Ask the Mayor: Why Two Lines at the DMVL?
Mayor Alan Arakawa answers some of the questions submitted to his staff.
Submit your own questions about County of Maui programs, services, operations or policies to Mayor Alan Arakawa at [email protected], 270-7855 or mail them to 200 S. High Street, 9th Floor, Wailuku, HI 96793.
Questions submitted will be considered for inclusion in the “Ask the Mayor” column.
Aloha Mayor Arakawa,
Q. I was down at the Kahului DMV to renew my registration recently and didn’t understand why I had to wait in two different lines. I walked in, pulled a number and waited to be called. The first time my number was called I had to see a girl sitting by herself at a desk by the entrance. She looked at my paperwork and gave me a second number. I had to wait again and this time when my number was called I went to the counter where all the workers are located and paid for my new registration. It didn’t take that long and everyone was very polite and professional, but wouldn’t it be faster just to pull one number and wait in one line?

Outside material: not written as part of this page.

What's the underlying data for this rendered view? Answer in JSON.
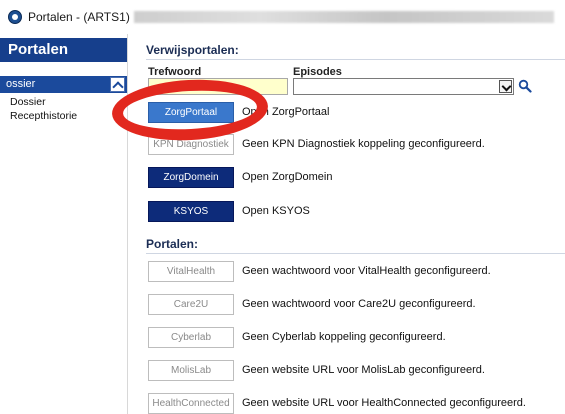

A. In your case, it might have been faster, since it sounds like you had a simple transaction. But the reason for the first line is to screen customers’ requests in case they need to go home and get other paperwork that they didn’t bring with them. In some
In some cases, people wait until their vehicle registration expires and they have to go and get a safety inspection before they can renew their registration. The screening counter would have caught that.
There are many other examples of how this makes the entire process more efficient. You might need to clear up a traffic ticket or bring your insurance up to date before you come see the county for your registration.
And by the way, it’s the DMVL—Division of Motor Vehicles and Licensing. The DMV is a popular abbreviation for our division but it’s not accurate.
In any case, the two-step screening process works well and I believe it saves our customers a lot of time. I’m glad it’s set up that way.